Wieder kommt der Pastor in der Zelle. Alle Erlebnisse sind Rückblenden, die seine Geschichte erzählen, zum einen, wenn er sie dem Hofrat oder dem Pastor berichtet, zum anderen sind es seine Erinnerungen. Und dann folgen seine Berichte über seine Geliebte und späteres Opfer Johanna, von ihren  Begegnungen, ihrer Zweisamkeit, (bes. S. 367), jeweils immer nur von kurzer Dauer und die Heftigkeit, mit der sie ihn vor anderen auf so erniedrigende Weise zurückgewiesen hat: „Es war nie meine Absicht, sie zu töten. Es war ein Unglück. Ein unglückseliges Zusammentreffen,“ (S. 294) erklärt er dem Hofrat. „Es war die Sonne,“ sagt Meursault ganz ehrlich und fügt nicht hinzu, er habe in Panik und in Notwehr geschossen.

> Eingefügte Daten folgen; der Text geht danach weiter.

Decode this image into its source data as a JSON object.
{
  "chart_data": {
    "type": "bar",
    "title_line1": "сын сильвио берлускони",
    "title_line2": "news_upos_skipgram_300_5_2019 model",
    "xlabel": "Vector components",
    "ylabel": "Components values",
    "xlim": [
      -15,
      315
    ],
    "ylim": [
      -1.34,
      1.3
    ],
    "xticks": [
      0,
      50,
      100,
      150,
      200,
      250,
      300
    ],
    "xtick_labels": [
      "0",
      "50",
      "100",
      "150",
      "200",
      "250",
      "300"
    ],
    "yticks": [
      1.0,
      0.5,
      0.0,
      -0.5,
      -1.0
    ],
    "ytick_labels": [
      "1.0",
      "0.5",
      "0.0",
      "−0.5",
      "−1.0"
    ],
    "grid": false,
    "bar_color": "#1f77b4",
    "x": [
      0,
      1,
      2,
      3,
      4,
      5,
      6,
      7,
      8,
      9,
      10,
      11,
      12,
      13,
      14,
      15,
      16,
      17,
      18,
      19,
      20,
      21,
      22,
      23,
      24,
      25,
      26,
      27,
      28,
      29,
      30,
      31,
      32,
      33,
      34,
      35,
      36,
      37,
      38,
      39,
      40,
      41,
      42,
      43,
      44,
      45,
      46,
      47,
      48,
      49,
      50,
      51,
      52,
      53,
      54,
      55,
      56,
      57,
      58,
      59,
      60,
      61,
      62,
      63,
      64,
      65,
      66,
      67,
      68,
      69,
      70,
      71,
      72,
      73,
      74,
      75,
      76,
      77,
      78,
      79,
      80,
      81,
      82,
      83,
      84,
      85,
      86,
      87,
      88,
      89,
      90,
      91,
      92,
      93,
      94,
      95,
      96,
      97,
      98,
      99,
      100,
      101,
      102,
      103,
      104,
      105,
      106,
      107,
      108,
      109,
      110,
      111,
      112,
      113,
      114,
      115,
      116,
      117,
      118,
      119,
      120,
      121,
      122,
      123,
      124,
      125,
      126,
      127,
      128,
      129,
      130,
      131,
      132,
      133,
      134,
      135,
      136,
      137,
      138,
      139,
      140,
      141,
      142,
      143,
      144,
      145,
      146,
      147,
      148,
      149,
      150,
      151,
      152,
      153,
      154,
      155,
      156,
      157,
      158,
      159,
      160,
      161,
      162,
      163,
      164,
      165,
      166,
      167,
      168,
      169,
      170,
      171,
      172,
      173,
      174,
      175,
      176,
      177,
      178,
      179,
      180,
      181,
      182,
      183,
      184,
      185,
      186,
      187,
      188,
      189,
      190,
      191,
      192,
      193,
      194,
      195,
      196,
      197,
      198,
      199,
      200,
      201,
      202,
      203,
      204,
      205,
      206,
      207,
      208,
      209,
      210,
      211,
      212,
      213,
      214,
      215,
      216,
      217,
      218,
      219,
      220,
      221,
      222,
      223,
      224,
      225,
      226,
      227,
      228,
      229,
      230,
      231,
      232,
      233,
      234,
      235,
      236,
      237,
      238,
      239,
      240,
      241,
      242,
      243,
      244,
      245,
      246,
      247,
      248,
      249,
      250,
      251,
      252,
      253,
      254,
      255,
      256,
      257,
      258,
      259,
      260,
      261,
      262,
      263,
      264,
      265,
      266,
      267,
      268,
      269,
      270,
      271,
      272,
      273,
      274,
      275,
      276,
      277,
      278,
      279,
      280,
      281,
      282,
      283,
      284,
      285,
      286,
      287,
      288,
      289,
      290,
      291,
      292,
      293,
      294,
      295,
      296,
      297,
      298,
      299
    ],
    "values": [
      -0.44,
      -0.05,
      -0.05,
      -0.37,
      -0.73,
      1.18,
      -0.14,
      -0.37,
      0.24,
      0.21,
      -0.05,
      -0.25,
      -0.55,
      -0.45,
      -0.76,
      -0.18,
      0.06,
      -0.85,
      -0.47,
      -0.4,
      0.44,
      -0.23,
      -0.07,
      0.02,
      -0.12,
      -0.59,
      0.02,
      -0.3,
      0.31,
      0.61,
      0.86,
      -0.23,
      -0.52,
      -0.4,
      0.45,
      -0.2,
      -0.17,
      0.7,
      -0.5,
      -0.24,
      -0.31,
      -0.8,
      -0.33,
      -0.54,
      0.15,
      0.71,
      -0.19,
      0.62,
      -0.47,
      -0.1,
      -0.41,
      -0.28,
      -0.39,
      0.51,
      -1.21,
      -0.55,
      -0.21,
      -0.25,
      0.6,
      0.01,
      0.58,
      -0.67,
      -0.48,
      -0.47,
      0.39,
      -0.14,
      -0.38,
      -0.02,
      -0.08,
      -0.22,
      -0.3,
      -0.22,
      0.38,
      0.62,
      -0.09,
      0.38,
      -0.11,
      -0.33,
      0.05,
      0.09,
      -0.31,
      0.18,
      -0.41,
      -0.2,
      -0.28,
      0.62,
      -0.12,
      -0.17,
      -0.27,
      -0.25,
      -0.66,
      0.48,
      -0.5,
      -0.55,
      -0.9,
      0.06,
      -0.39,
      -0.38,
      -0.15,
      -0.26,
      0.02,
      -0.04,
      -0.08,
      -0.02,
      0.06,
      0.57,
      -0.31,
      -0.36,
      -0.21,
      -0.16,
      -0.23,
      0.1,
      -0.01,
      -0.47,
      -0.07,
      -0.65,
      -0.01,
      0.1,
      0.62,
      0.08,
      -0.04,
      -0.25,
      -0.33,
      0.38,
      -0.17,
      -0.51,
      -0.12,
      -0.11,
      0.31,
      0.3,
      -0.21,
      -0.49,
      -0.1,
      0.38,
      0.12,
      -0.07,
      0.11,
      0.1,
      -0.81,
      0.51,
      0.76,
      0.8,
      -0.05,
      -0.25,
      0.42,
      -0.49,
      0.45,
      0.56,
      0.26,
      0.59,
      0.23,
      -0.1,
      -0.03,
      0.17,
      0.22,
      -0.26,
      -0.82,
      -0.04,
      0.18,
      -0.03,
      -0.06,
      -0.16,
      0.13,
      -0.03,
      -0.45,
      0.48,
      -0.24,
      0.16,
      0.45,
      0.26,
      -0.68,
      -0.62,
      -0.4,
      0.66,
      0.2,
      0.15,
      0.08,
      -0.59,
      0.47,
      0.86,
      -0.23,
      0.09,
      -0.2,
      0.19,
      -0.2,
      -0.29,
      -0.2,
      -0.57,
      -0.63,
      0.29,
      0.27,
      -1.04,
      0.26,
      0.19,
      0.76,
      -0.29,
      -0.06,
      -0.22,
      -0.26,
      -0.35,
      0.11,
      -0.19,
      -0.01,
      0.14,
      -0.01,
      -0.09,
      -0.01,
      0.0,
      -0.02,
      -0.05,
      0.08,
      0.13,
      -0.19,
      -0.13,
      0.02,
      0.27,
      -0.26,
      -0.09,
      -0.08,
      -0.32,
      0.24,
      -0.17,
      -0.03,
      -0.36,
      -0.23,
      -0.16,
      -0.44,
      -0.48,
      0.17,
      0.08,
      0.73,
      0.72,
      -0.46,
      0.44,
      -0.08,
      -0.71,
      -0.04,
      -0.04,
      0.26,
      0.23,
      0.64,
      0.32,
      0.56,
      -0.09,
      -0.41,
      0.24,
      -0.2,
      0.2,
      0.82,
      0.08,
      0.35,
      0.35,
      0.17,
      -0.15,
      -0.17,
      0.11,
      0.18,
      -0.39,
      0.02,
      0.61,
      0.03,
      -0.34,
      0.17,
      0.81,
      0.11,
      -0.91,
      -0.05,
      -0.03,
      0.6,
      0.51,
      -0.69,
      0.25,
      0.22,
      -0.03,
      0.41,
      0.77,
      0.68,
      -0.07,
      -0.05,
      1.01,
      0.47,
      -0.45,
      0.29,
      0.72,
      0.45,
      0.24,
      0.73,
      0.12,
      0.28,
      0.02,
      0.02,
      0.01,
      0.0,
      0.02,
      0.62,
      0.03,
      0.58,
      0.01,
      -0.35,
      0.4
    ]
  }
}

Sem-Sandberg hat mit seinem Roman den Fall neu aufgerollt. Er untersucht, wie der Hofrat Clarus sich verhalten hat, legt dessen Erkenntnisse alle offen, verknüpft sie und überlässt dem Leser das Urteil. Es ist ein Roman über den Prozess, über Woyzecks Leben und über die Art und Weise wie man damals, wie auch heute die Beweggründe einer Seele rekonstruieren kann. Sem-Sandberg zeigt uns, dass das mit der Literatur am besten geht.

Steve Sem-Sandberg,
> W. Roman
Aus dem Schwedischen von Gisela Kosubek (Orig.: W.)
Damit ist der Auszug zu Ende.